The ruling found that it was DelDOT’s practice to pay its employees overtime starting the moment they received a call to report back for duty, despite its official policy stating that the so-called “call-back” hours don’t begin until they arrive back at the DelDOT yard.
A three-judge panel of the Delaware Supreme Court credited testimony from claimant Nicholas Gates, who told the Industrial Accident Board that he and his fellow employees were never instructed on the state’s official rules relating to call-back pay and were never corrected when they filled out their timesheets.
The Industrial Accident Board sided with Gates, and awarded him $8,200 in benefits related to the car accident. It determined that the “critical issue is what is actually done as part of the employment and not what is written in a policy.” The State Superior Court later upheld the ruling.
On appeal to the Delaware Supreme Court, the State cited formal pay rules and guidelines to argue that Gates wasn’t officially working at the time of his collision. According to the State, those policies were a part of his employment contract, and Gates could not argue that his drive back to the yard counted as being within the scope of his employment.

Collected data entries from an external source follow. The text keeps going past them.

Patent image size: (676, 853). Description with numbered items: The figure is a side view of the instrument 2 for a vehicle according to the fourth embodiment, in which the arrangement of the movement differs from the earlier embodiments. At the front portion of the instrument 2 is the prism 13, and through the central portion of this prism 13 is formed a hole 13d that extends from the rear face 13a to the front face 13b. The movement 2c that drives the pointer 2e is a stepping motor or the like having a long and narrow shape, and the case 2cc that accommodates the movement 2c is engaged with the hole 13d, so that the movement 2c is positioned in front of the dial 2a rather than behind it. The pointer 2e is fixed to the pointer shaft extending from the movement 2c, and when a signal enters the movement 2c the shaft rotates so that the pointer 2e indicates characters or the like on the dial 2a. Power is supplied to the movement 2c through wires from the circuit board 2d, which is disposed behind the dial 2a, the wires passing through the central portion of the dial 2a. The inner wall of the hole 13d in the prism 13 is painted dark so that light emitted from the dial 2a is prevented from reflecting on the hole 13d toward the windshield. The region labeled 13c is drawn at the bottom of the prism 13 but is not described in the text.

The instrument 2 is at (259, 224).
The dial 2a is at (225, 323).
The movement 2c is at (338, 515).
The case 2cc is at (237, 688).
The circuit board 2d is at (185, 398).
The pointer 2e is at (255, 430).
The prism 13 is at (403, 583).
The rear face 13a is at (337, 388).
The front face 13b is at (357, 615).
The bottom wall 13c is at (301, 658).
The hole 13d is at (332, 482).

However, the position held little weight with the Justices, given the “substantial evidence” presented to the Board regarding DelDOT’s prior conduct when it came to call-back time pay. Gates was able to show that DelDOT employees had consistently recorded and were paid from the time they were called back, rather than when they arrived at work. The critical issue, the court agreed, was not DelDot’s written policy, but rather what it had done in terms of enforcing it.
“If Gates had never been informed of the specific provision upon which the State relies and if this provision had not been actually followed, then it was never properly incorporated into his employment contract,” Justice James T. Vaughn Jr. wrote in a 13-page opinion on behalf of the Court.
The ruling was a reminder of the importance for employers to enforce official policies governing workers compensation and to communicate those policies to employees. Had DelDOT strictly applied its written rules and guidelines, the outcome in this case likely would have been different.
Instead, Gates was able to point to consistent actions he and his co-workers took on the job to undermine the State’s main argument and ultimately prevail before the Delaware Supreme Court.